"You would never know the stories contained within the Panama Hotel by its exterior," says Sheri Freemuth, who works in the Seattle office of the National Trust for Historic Preservation. "But inside, there are layers upon layers."
A nondescript, five-story brick building in Seattle’s International District, the Panama Hotel offers little clue to what’s inside. It’s a time capsule to a time period when it was the heartbeat of a thriving Japanese neighborhood, which began growing profusely in the late 19th century (in part due to facing less immigration restrictions than Chinese-Americans).
Built in 1910, this E-shaped structure, set on a sloping site that wraps around a pair of courtyards, was designed by Japanese-American architect Sabro Ozasa. The Panama served as a model of multi-use development before the term was popularized. A traditional bathhouse, or sendo, called Hashidate Yu, was a gathering space located in the basement, shops and offices for dentists and other professionals lined the mezzanine, and the titular hotel, which had its lobby on the third floor, often served as a temporary home for workers.

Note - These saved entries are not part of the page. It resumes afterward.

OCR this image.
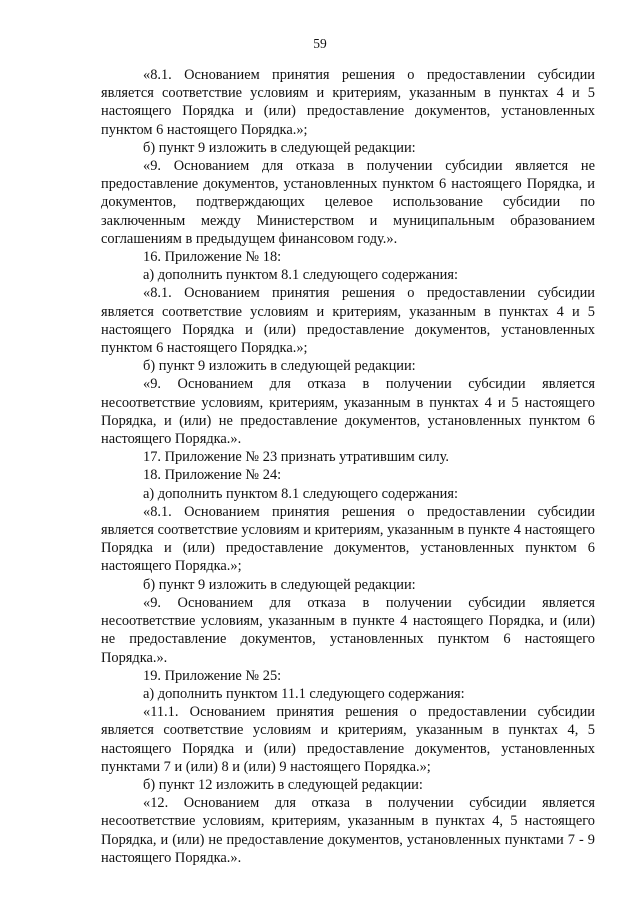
59

«8.1. Основанием принятия решения о предоставлении субсидии является соответствие условиям и критериям, указанным в пунктах 4 и 5 настоящего Порядка и (или) предоставление документов, установленных пунктом 6 настоящего Порядка.»;

б) пункт 9 изложить в следующей редакции:

«9. Основанием для отказа в получении субсидии является не предоставление документов, установленных пунктом 6 настоящего Порядка, и документов, подтверждающих целевое использование субсидии по заключенным между Министерством и муниципальным образованием соглашениям в предыдущем финансовом году.».

16. Приложение № 18:

а) дополнить пунктом 8.1 следующего содержания:

«8.1. Основанием принятия решения о предоставлении субсидии является соответствие условиям и критериям, указанным в пунктах 4 и 5 настоящего Порядка и (или) предоставление документов, установленных пунктом 6 настоящего Порядка.»;

б) пункт 9 изложить в следующей редакции:

«9. Основанием для отказа в получении субсидии является несоответствие условиям, критериям, указанным в пунктах 4 и 5 настоящего Порядка, и (или) не предоставление документов, установленных пунктом 6 настоящего Порядка.».

17. Приложение № 23 признать утратившим силу.

18. Приложение № 24:

а) дополнить пунктом 8.1 следующего содержания:

«8.1. Основанием принятия решения о предоставлении субсидии является соответствие условиям и критериям, указанным в пункте 4 настоящего Порядка и (или) предоставление документов, установленных пунктом 6 настоящего Порядка.»;

б) пункт 9 изложить в следующей редакции:

«9. Основанием для отказа в получении субсидии является несоответствие условиям, указанным в пункте 4 настоящего Порядка, и (или) не предоставление документов, установленных пунктом 6 настоящего Порядка.».

19. Приложение № 25:

а) дополнить пунктом 11.1 следующего содержания:

«11.1. Основанием принятия решения о предоставлении субсидии является соответствие условиям и критериям, указанным в пунктах 4, 5 настоящего Порядка и (или) предоставление документов, установленных пунктами 7 и (или) 8 и (или) 9 настоящего Порядка.»;

б) пункт 12 изложить в следующей редакции:

«12. Основанием для отказа в получении субсидии является несоответствие условиям, критериям, указанным в пунктах 4, 5 настоящего Порядка, и (или) не предоставление документов, установленных пунктами 7 - 9 настоящего Порядка.».
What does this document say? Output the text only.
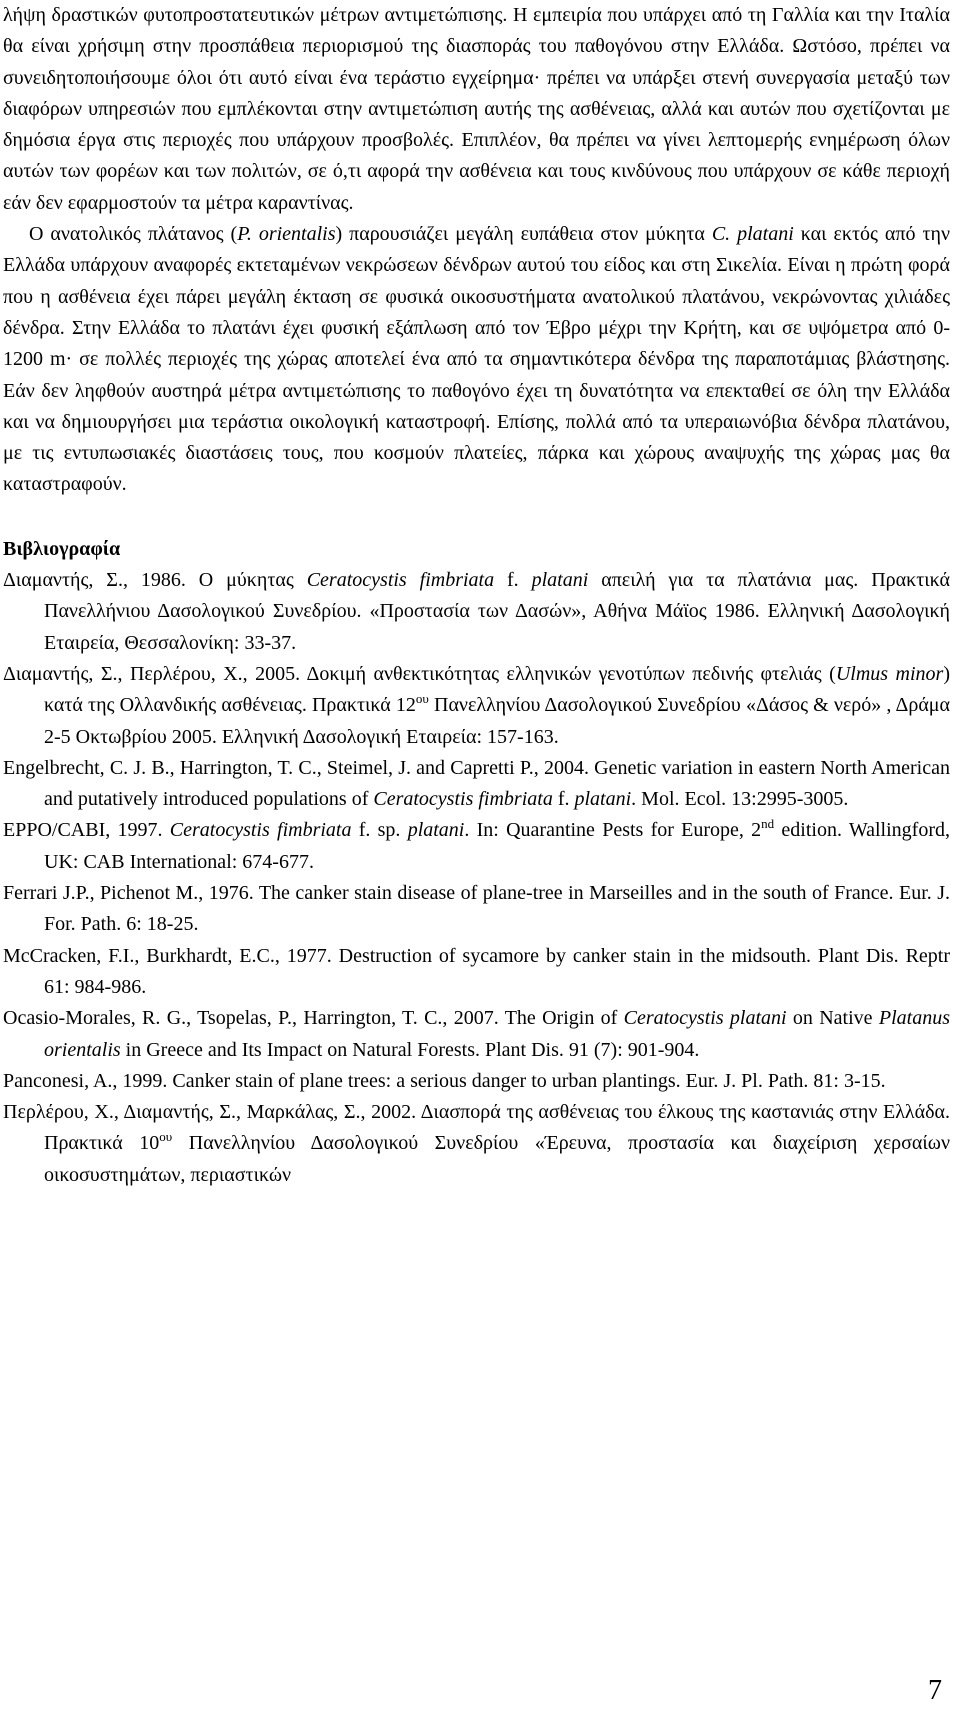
λήψη δραστικών φυτοπροστατευτικών μέτρων αντιμετώπισης. Η εμπειρία που υπάρχει από τη Γαλλία και την Ιταλία θα είναι χρήσιμη στην προσπάθεια περιορισμού της διασποράς του παθογόνου στην Ελλάδα. Ωστόσο, πρέπει να συνειδητοποιήσουμε όλοι ότι αυτό είναι ένα τεράστιο εγχείρημα· πρέπει να υπάρξει στενή συνεργασία μεταξύ των διαφόρων υπηρεσιών που εμπλέκονται στην αντιμετώπιση αυτής της ασθένειας, αλλά και αυτών που σχετίζονται με δημόσια έργα στις περιοχές που υπάρχουν προσβολές. Επιπλέον, θα πρέπει να γίνει λεπτομερής ενημέρωση όλων αυτών των φορέων και των πολιτών, σε ό,τι αφορά την ασθένεια και τους κινδύνους που υπάρχουν σε κάθε περιοχή εάν δεν εφαρμοστούν τα μέτρα καραντίνας.

Ο ανατολικός πλάτανος (P. orientalis) παρουσιάζει μεγάλη ευπάθεια στον μύκητα C. platani και εκτός από την Ελλάδα υπάρχουν αναφορές εκτεταμένων νεκρώσεων δένδρων αυτού του είδος και στη Σικελία. Είναι η πρώτη φορά που η ασθένεια έχει πάρει μεγάλη έκταση σε φυσικά οικοσυστήματα ανατολικού πλατάνου, νεκρώνοντας χιλιάδες δένδρα. Στην Ελλάδα το πλατάνι έχει φυσική εξάπλωση από τον Έβρο μέχρι την Κρήτη, και σε υψόμετρα από 0-1200 m· σε πολλές περιοχές της χώρας αποτελεί ένα από τα σημαντικότερα δένδρα της παραποτάμιας βλάστησης. Εάν δεν ληφθούν αυστηρά μέτρα αντιμετώπισης το παθογόνο έχει τη δυνατότητα να επεκταθεί σε όλη την Ελλάδα και να δημιουργήσει μια τεράστια οικολογική καταστροφή. Επίσης, πολλά από τα υπεραιωνόβια δένδρα πλατάνου, με τις εντυπωσιακές διαστάσεις τους, που κοσμούν πλατείες, πάρκα και χώρους αναψυχής της χώρας μας θα καταστραφούν.

Βιβλιογραφία

Διαμαντής, Σ., 1986. Ο μύκητας Ceratocystis fimbriata f. platani απειλή για τα πλατάνια μας. Πρακτικά Πανελλήνιου Δασολογικού Συνεδρίου. «Προστασία των Δασών», Αθήνα Μάϊος 1986. Ελληνική Δασολογική Εταιρεία, Θεσσαλονίκη: 33-37.

Διαμαντής, Σ., Περλέρου, Χ., 2005. Δοκιμή ανθεκτικότητας ελληνικών γενοτύπων πεδινής φτελιάς (Ulmus minor) κατά της Ολλανδικής ασθένειας. Πρακτικά $12^{o\upsilon}$ Πανελληνίου Δασολογικού Συνεδρίου «Δάσος & νερό» , Δράμα 2-5 Οκτωβρίου 2005. Ελληνική Δασολογική Εταιρεία: 157-163.

Engelbrecht, C. J. B., Harrington, T. C., Steimel, J. and Capretti P., 2004. Genetic variation in eastern North American and putatively introduced populations of Ceratocystis fimbriata f. platani. Mol. Ecol. 13:2995-3005.

EPPO/CABI, 1997. Ceratocystis fimbriata f. sp. platani. In: Quarantine Pests for Europe, 2nd edition. Wallingford, UK: CAB International: 674-677.

Ferrari J.P., Pichenot M., 1976. The canker stain disease of plane-tree in Marseilles and in the south of France. Eur. J. For. Path. 6: 18-25.

McCracken, F.I., Burkhardt, E.C., 1977. Destruction of sycamore by canker stain in the midsouth. Plant Dis. Reptr 61: 984-986.

Ocasio-Morales, R. G., Tsopelas, P., Harrington, T. C., 2007. The Origin of Ceratocystis platani on Native Platanus orientalis in Greece and Its Impact on Natural Forests. Plant Dis. 91 (7): 901-904.

Panconesi, A., 1999. Canker stain of plane trees: a serious danger to urban plantings. Eur. J. Pl. Path. 81: 3-15.

Περλέρου, Χ., Διαμαντής, Σ., Μαρκάλας, Σ., 2002. Διασπορά της ασθένειας του έλκους της καστανιάς στην Ελλάδα. Πρακτικά $10^{o\upsilon}$ Πανελληνίου Δασολογικού Συνεδρίου «Έρευνα, προστασία και διαχείριση χερσαίων οικοσυστημάτων, περιαστικών

7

Deemed a National Treasure by the Trust last year, the only one in the city, the structure is poised to reveal many more secrets during upcoming research into its past. Before many of the Japanese residents of Nihonmachi, of Japantown, were forced to leave Seattle due to the nation’s policy of internment after the Pearl Harbor attack, owner Takashi Hori, who himself would be sent to a camp, allowed others to store excess furniture, baggage, and possessions in the Panama Hotel basement. Currently, curators from the nearby Wing Luke Museum, which focuses on chronicling the region’s Asian-American history, are taking advantage of a $137,000 grant from the National Park Service to sort through these artifacts, with plans to catalog and display them as a tribute to former residents and history lesson. While they were prized possessions—those were taken with them to the camps—the remains provide a snapshot of a pre-war immigrant lifestyle.
"We're trying to figure out if it's better in the collection it's in, or returned to the heirs," says Freemuth. "Is that right? We don't know the answer to those questions, and are trying to determine the best thing for everyone concerned."
After the war, many Japanese residents sent to internment camps didn’t return, and the arrival of Interstate 5 in the ‘60s, which bisected the neighborhood, was the final blow to the once-thriving neighborhood that was never able to rebound. While the restoration of the Panama won’t restore the area, supporters hope it can serve as an important symbol. Current owner Jan Johnson, who bought the hotel from the Hori’s, is looking for a new owner who can operate the building in a way that’s commercially viable yet respects and shares the structure’s unique history. Johnson has kept much of the building as is, making the job of preservationists easier.
As Johnson told King5 NBC in an interview, she bought the hotel because it was "the quickest way to teach American history." With the added context and personal stories stored in the lost luggage in the lower level, the building may become a poignant reminder of the Asian-American experience.